Mohave High students Koda Benavidez, Daniel Vega and Zach Burgess rehearse a scene for this week’s performances of the farce “Charley’s Aunt.”

BULLHEAD CITY — Long before “identity theft” became a household term, “Charley’s Aunt” entertained audiences with a humorous story about deception, love, greed and mistaken identity. The farce, which debuted on Broadway to sellout audiences in 1893, will have three performances this week at Mohave High School.  

Show times are 7 p.m. Arizona time today and Friday and 2 p.m. for a Saturday matinee. Tickets are $7 for adults and $5 for students. All performances are in the Mohave High auditorium at Highway 95 and Hancock Road.
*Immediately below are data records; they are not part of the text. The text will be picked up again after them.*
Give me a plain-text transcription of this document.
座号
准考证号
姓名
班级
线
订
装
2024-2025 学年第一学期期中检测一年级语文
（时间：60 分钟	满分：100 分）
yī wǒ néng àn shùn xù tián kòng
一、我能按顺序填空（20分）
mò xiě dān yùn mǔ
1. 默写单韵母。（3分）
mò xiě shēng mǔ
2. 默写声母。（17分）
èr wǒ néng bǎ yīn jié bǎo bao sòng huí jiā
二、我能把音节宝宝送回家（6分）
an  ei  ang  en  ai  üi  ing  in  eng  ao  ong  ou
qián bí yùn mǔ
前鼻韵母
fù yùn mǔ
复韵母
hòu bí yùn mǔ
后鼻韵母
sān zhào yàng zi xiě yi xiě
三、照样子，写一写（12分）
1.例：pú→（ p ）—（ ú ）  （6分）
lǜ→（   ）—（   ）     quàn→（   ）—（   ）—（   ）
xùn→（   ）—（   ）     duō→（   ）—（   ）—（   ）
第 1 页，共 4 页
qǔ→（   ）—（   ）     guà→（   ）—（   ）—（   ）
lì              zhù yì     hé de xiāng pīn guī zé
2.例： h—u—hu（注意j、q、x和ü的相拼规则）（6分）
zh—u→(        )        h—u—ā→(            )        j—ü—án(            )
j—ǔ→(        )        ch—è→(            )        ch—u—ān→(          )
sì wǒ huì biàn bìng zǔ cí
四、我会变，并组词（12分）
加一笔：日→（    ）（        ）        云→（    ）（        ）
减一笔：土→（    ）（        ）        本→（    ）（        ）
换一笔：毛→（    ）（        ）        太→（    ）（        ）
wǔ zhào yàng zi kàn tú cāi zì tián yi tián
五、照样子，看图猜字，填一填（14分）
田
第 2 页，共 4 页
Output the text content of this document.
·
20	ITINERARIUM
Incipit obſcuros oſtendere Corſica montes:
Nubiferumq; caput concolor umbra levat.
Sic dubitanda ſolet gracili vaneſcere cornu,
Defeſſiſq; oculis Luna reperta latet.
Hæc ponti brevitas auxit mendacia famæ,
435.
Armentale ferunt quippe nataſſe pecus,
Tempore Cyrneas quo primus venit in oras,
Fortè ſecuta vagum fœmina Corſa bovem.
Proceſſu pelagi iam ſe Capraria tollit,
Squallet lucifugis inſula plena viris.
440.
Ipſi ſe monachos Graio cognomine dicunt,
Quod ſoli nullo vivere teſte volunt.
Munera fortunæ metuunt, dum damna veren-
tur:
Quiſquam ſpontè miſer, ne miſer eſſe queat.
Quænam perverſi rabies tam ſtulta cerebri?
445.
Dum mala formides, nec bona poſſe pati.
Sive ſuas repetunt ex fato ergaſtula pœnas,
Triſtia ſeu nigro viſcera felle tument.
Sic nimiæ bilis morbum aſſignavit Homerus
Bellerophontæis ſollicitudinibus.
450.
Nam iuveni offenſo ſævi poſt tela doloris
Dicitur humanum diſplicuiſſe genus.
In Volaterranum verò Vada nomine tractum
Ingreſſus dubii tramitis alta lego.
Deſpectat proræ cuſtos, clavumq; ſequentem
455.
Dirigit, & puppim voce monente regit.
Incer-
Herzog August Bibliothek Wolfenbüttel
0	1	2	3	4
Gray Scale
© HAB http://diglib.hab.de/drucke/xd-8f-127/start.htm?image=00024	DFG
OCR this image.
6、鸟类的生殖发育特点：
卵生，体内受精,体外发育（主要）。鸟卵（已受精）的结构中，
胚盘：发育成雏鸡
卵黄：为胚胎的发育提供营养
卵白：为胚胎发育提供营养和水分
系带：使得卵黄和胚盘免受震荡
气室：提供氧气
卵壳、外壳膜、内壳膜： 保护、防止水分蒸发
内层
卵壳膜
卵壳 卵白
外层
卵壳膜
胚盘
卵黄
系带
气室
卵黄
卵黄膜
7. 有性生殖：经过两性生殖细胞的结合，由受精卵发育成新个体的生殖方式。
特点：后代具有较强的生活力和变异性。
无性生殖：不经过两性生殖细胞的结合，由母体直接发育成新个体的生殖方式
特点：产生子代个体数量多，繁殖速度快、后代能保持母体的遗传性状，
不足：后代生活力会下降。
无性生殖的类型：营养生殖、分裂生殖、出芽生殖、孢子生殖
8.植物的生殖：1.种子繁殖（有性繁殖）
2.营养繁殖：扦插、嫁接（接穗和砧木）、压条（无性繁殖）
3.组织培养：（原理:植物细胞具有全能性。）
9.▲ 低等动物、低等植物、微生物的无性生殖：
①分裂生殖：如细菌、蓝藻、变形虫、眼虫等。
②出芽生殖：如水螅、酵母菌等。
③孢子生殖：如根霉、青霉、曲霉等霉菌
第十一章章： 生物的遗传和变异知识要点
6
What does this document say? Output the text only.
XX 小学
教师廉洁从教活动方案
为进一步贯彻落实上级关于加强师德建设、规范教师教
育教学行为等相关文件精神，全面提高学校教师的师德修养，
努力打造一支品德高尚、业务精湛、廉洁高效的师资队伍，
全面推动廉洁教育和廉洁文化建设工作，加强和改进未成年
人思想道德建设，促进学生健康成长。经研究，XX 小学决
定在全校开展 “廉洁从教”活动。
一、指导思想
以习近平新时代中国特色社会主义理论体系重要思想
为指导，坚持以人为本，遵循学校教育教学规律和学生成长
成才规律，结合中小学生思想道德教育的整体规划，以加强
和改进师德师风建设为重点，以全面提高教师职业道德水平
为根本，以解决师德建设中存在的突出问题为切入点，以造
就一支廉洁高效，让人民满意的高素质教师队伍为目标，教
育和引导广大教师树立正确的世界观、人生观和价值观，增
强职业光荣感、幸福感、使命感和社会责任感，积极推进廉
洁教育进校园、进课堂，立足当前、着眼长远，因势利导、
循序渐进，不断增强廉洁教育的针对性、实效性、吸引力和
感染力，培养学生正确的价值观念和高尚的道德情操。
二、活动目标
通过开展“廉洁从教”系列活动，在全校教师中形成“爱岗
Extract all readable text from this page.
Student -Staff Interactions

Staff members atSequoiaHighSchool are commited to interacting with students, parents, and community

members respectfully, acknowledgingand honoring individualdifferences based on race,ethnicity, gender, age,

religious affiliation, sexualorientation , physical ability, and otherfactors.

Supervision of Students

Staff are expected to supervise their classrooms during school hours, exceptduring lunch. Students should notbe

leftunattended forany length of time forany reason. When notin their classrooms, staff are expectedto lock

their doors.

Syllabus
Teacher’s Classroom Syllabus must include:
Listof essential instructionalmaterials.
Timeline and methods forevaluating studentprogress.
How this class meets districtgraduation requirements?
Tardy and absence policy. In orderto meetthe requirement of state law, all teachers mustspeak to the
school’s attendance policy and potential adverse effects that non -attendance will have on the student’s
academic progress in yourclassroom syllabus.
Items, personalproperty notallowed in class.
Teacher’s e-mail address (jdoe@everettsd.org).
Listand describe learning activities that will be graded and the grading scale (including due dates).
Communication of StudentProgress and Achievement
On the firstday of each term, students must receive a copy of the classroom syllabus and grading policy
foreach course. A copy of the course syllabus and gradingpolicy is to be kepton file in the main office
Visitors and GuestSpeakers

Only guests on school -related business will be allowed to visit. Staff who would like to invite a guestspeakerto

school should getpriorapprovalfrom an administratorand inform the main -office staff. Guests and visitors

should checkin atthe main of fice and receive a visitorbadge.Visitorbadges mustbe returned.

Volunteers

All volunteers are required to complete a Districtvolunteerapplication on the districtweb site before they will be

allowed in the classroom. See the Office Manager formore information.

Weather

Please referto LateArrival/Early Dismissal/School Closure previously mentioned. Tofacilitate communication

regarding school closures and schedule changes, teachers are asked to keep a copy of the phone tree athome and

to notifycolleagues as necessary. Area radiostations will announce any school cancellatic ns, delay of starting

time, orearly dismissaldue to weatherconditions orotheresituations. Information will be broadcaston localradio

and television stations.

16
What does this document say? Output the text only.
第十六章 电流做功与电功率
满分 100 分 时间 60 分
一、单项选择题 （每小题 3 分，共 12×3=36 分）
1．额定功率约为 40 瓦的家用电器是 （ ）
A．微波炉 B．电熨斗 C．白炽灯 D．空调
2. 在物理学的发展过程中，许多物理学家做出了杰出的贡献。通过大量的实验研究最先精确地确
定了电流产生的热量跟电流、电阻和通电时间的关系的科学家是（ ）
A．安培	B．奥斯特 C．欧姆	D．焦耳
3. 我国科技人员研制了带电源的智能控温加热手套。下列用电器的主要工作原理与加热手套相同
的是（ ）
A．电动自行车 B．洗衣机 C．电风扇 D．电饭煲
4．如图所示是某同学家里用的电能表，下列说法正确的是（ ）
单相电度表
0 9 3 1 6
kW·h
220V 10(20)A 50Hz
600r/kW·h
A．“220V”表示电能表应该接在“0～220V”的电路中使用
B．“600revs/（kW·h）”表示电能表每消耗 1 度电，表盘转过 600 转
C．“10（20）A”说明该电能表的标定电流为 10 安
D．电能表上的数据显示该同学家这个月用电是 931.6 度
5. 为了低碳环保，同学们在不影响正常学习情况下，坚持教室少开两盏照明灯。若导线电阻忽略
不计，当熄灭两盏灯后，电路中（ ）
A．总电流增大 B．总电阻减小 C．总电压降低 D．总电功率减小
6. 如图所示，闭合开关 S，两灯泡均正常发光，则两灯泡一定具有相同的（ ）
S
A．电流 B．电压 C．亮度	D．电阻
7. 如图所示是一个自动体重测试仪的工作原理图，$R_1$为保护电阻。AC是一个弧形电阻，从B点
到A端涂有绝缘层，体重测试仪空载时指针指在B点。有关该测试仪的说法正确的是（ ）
“Charley’s Aunt” focuses on three upper-crust college students who are looking for ways to tell their girlfriends that they love them. Charley Wykeham’s rich and widowed aunt, Donna Lucia d’Alvadorez, is en route from Brazil to visit her nephew for the first time, and the young men are hoping that she’ll be a required chaperone. Charley has no idea what his aunt looks like, and assumes no one else does, either.

When Charley’s aunt is delayed, one of the three undergrads, Lord Fancourt Babberly, known as “Babbs,” is reluctantly forced to impersonate her and be a chaperone for the other two young men, Charley and Jack Chesney, and their girlfriends, Amy Spettigue and Kitty Verdun. Things become even more bizarre when the real Donna Lucia d’Alvadorez shows up and hides her identity after she discovers she’s being impersonated.

“Charley’s Aunt” was first performed in England in 1892 before moving to Broadway the following year. The play has been performed countless times around the world over the past 125 years and has kept its humor. Previous cast members have included Jack Benny, Art Carney, Orson Bean, Noel Coward and Sir John Gielgud. It was also produced as a film, a Broadway musical with Ray Bolger (“Scarecrow” from “The Wizard of Oz”), and later a filmed version of the musical. Bolger’s 1948 stage and 1954 film adaptations, “Where’s Charley?” introduced the world to the show tune standard, “Once In Love With Amy.”

The three-act low comedy has some slapstick and is family-friendly. A special morning performance for area school children is also scheduled.